Un lancer de sachets de nourriture

Depuis plus de 18 ans, quatorze femmes du village collectent chaque jour des aliments auprès des organisations, des supermarchés, des particuliers, ou des commerçants. Elles passent des heures à verser de l’eau dans des bouteilles d’eau recyclées ainsi qu’à cuisiner du riz aux légumes, qu’elles répartiront ensuite dans des petits sachets en plastiques individuels. Dès qu’elles entendent le train s’approcher, « Las Patronas » se dirigent alors rapidement vers la voie. S’ensuit alors un lancer maîtrisé de sachets et de bouteilles d’eau destinés aux sans papiers qui les attrapent au vol.

Le travail fatiguant des Patrones 

« Même si nous ne sommes pas de leur famille, nous voulons que les migrants sentent que dans ses moments ils ne sont pas seuls » explique dans le film, Norma, l’une des « Patrones ».  « Ce travail est fatiguant mais chaque fois que nous donnons à manger aux migrants et que nous voyons leurs sourires, cela nous réconforte » poursuit-elle dans une interview accordée à la BBC.
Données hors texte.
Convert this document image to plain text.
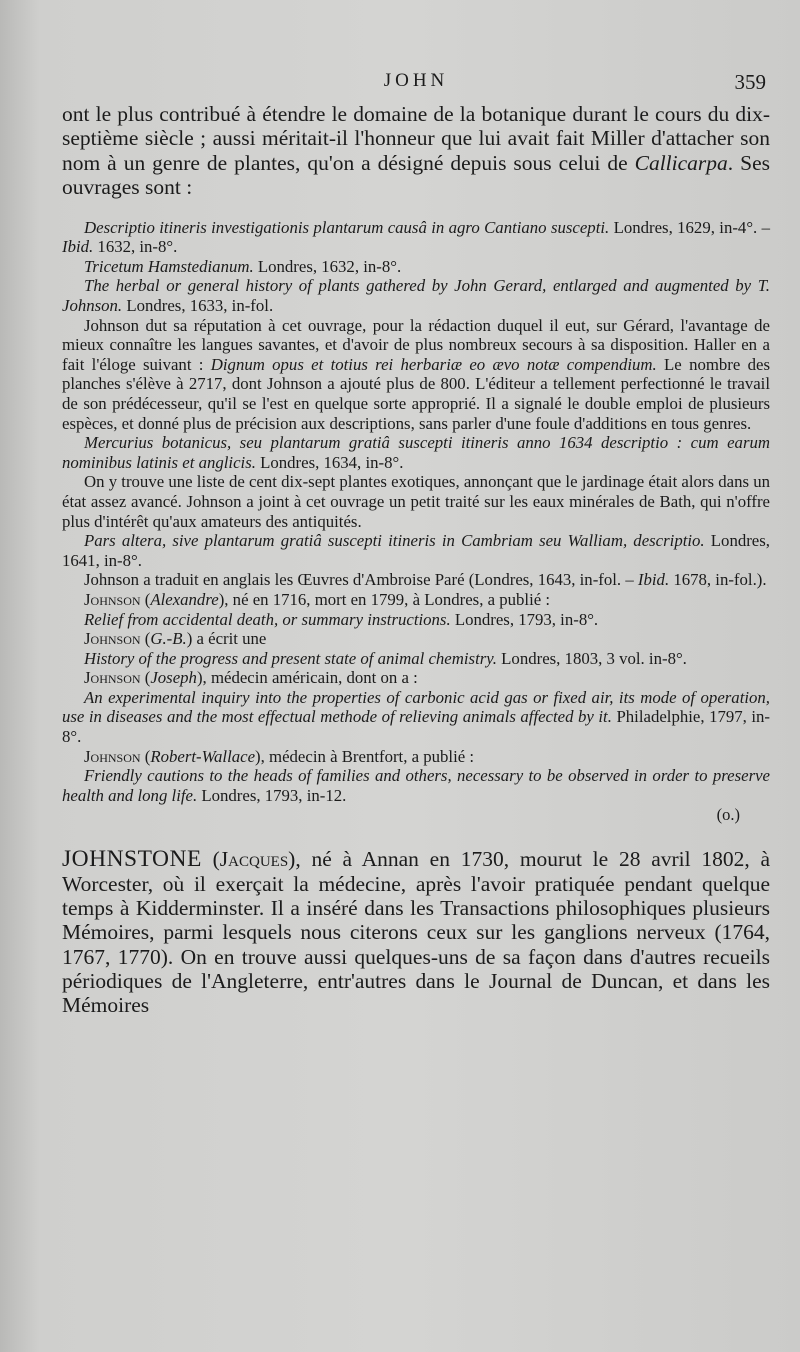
JOHN	359

ont le plus contribué à étendre le domaine de la botanique durant le cours du dix-septième siècle ; aussi méritait-il l'honneur que lui avait fait Miller d'attacher son nom à un genre de plantes, qu'on a désigné depuis sous celui de Callicarpa. Ses ouvrages sont :

Descriptio itineris investigationis plantarum causâ in agro Cantiano suscepti. Londres, 1629, in-4°. – Ibid. 1632, in-8°.

Tricetum Hamstedianum. Londres, 1632, in-8°.

The herbal or general history of plants gathered by John Gerard, entlarged and augmented by T. Johnson. Londres, 1633, in-fol.

Johnson dut sa réputation à cet ouvrage, pour la rédaction duquel il eut, sur Gérard, l'avantage de mieux connaître les langues savantes, et d'avoir de plus nombreux secours à sa disposition. Haller en a fait l'éloge suivant : Dignum opus et totius rei herbariæ eo ævo notæ compendium. Le nombre des planches s'élève à 2717, dont Johnson a ajouté plus de 800. L'éditeur a tellement perfectionné le travail de son prédécesseur, qu'il se l'est en quelque sorte approprié. Il a signalé le double emploi de plusieurs espèces, et donné plus de précision aux descriptions, sans parler d'une foule d'additions en tous genres.

Mercurius botanicus, seu plantarum gratiâ suscepti itineris anno 1634 descriptio : cum earum nominibus latinis et anglicis. Londres, 1634, in-8°.

On y trouve une liste de cent dix-sept plantes exotiques, annonçant que le jardinage était alors dans un état assez avancé. Johnson a joint à cet ouvrage un petit traité sur les eaux minérales de Bath, qui n'offre plus d'intérêt qu'aux amateurs des antiquités.

Pars altera, sive plantarum gratiâ suscepti itineris in Cambriam seu Walliam, descriptio. Londres, 1641, in-8°.

Johnson a traduit en anglais les Œuvres d'Ambroise Paré (Londres, 1643, in-fol. – Ibid. 1678, in-fol.).

Johnson (Alexandre), né en 1716, mort en 1799, à Londres, a publié :

Relief from accidental death, or summary instructions. Londres, 1793, in-8°.

Johnson (G.-B.) a écrit une

History of the progress and present state of animal chemistry. Londres, 1803, 3 vol. in-8°.

Johnson (Joseph), médecin américain, dont on a :

An experimental inquiry into the properties of carbonic acid gas or fixed air, its mode of operation, use in diseases and the most effectual methode of relieving animals affected by it. Philadelphie, 1797, in-8°.

Johnson (Robert-Wallace), médecin à Brentfort, a publié :

Friendly cautions to the heads of families and others, necessary to be observed in order to preserve health and long life. Londres, 1793, in-12.

(o.)

JOHNSTONE (Jacques), né à Annan en 1730, mourut le 28 avril 1802, à Worcester, où il exerçait la médecine, après l'avoir pratiquée pendant quelque temps à Kidderminster. Il a inséré dans les Transactions philosophiques plusieurs Mémoires, parmi lesquels nous citerons ceux sur les ganglions nerveux (1764, 1767, 1770). On en trouve aussi quelques-uns de sa façon dans d'autres recueils périodiques de l'Angleterre, entr'autres dans le Journal de Duncan, et dans les Mémoires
Pour la réalisatrice, Aude Chevalier-Beaumel, c’est une sorte de « mise en abyme », puisque ces femmes « habitent elles aussi dans un village touché par ce phénomène de migration vers les Etats-Unis ». Toutes ont des fils, des petits-fils, des neveux, qui ont émigré aux Etats-Unis, fuyant la misère de leurs villages reculés, en quête de travail et d’avenir meilleur. « Bien qu’elles ne souhaitent à personne de partir aux Etats-Unis – si c’est pour mourir sur une voie de chemin de fer – elles ne peuvent pas rester sans rien faire et veulent leur apporter leur aide aux sans-papiers » poursuit la documentariste.

Deux décennies d’action

Tout a commencé il y a 18 ans dans cette petite communauté du Veracruz. A l’époque, les migrants étaient moins nombreux qu’aujourd’hui à vouloir se rendre aux Etats-Unis. On raconte que plusieurs d’entre eux, perchés en haut des wagons du train, ont aperçu des habitantes les bras chargés de pain et de lait, et leur ont demandé de la nourriture. 
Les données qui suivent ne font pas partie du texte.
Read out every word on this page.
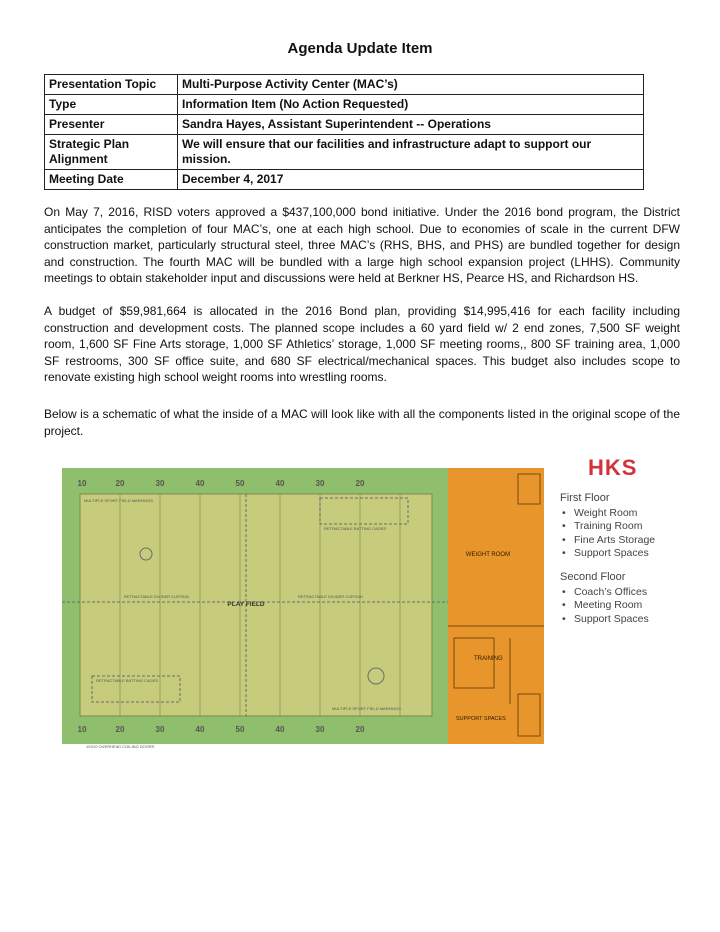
Agenda Update Item
Presentation Topic	Multi-Purpose Activity Center (MAC’s)
Type	Information Item (No Action Requested)
Presenter	Sandra Hayes, Assistant Superintendent -- Operations
Strategic Plan Alignment	We will ensure that our facilities and infrastructure adapt to support our mission.
Meeting Date	December 4, 2017

On May 7, 2016, RISD voters approved a $437,100,000 bond initiative. Under the 2016 bond program, the District anticipates the completion of four MAC’s, one at each high school. Due to economies of scale in the current DFW construction market, particularly structural steel, three MAC’s (RHS, BHS, and PHS) are bundled together for design and construction. The fourth MAC will be bundled with a large high school expansion project (LHHS). Community meetings to obtain stakeholder input and discussions were held at Berkner HS, Pearce HS, and Richardson HS.

A budget of $59,981,664 is allocated in the 2016 Bond plan, providing $14,995,416 for each facility including construction and development costs. The planned scope includes a 60 yard field w/ 2 end zones, 7,500 SF weight room, 1,600 SF Fine Arts storage, 1,000 SF Athletics’ storage, 1,000 SF meeting rooms,, 800 SF training area, 1,000 SF restrooms, 300 SF office suite, and 680 SF electrical/mechanical spaces. This budget also includes scope to renovate existing high school weight rooms into wrestling rooms.

Below is a schematic of what the inside of a MAC will look like with all the components listed in the original scope of the project.

HKS
10	20	30	40	50	40	30	20
10	20	30	40	50	40	30	20
MULTIPLE SPORT FIELD MARKINGS
RETRACTABLE BATTING CAGES
RETRACTABLE DIVIDER CURTAIN	RETRACTABLE DIVIDER CURTAIN
RETRACTABLE BATTING CAGES
MULTIPLE SPORT FIELD MARKINGS
10X10 OVERHEAD COILING DOORS
PLAY FIELD
WEIGHT ROOM
TRAINING
SUPPORT SPACES
First Floor
• Weight Room
• Training Room
• Fine Arts Storage
• Support Spaces
Second Floor
• Coach’s Offices
• Meeting Room
• Support Spaces
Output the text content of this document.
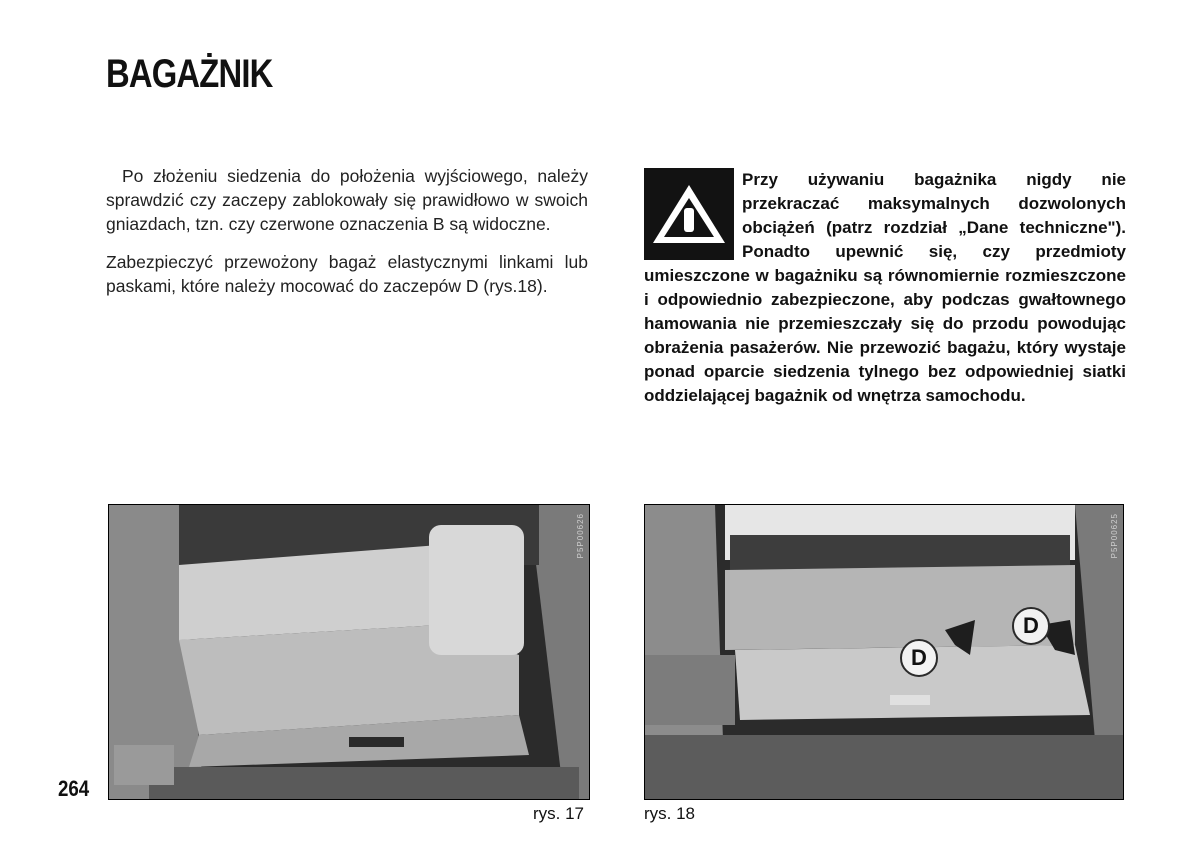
BAGAŻNIK

Po złożeniu siedzenia do położenia wyjściowego, należy sprawdzić czy zaczepy zablokowały się prawidłowo w swoich gniazdach, tzn. czy czerwone oznaczenia B są widoczne.

Zabezpieczyć przewożony bagaż elastycznymi linkami lub paskami, które należy mocować do zaczepów D (rys.18).

Przy używaniu bagażnika nigdy nie przekraczać maksymalnych dozwolonych obciążeń (patrz rozdział „Dane techniczne"). Ponadto upewnić się, czy przedmioty umieszczone w bagażniku są równomiernie rozmieszczone i odpowiednio zabezpieczone, aby podczas gwałtownego hamowania nie przemieszczały się do przodu powodując obrażenia pasażerów. Nie przewozić bagażu, który wystaje ponad oparcie siedzenia tylnego bez odpowiedniej siatki oddzielającej bagażnik od wnętrza samochodu.
P5P00626
D
D
P5P00625
rys. 17	rys. 18
264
Le couple d’octogénaires, à l’origine de l’organisation, a depuis passé le relais à ses filles. Les cousines, et les femmes des alentours se sont progressivement greffées au projet. « La plupart ont perdu leur mari. Ils sont morts ou sont partis… En se regroupant et en venant en aide aux migrants elles surpassent leurs problèmes personnels » poursuit la réalisatrice.

Dans leur village, des gens admirent leur combat et les soutiennent. Elles font parler d’elles à travers le Mexique ; les migrants apprennent quant à eux leur existence grâce au bouche à oreille. Mais ces Mexicaines font également l’objet de critiques, notamment de la part de ceux qui estiment que les migrants ne sont que des voleurs, une idée répandue dans le pays, souligne la réalisatrice.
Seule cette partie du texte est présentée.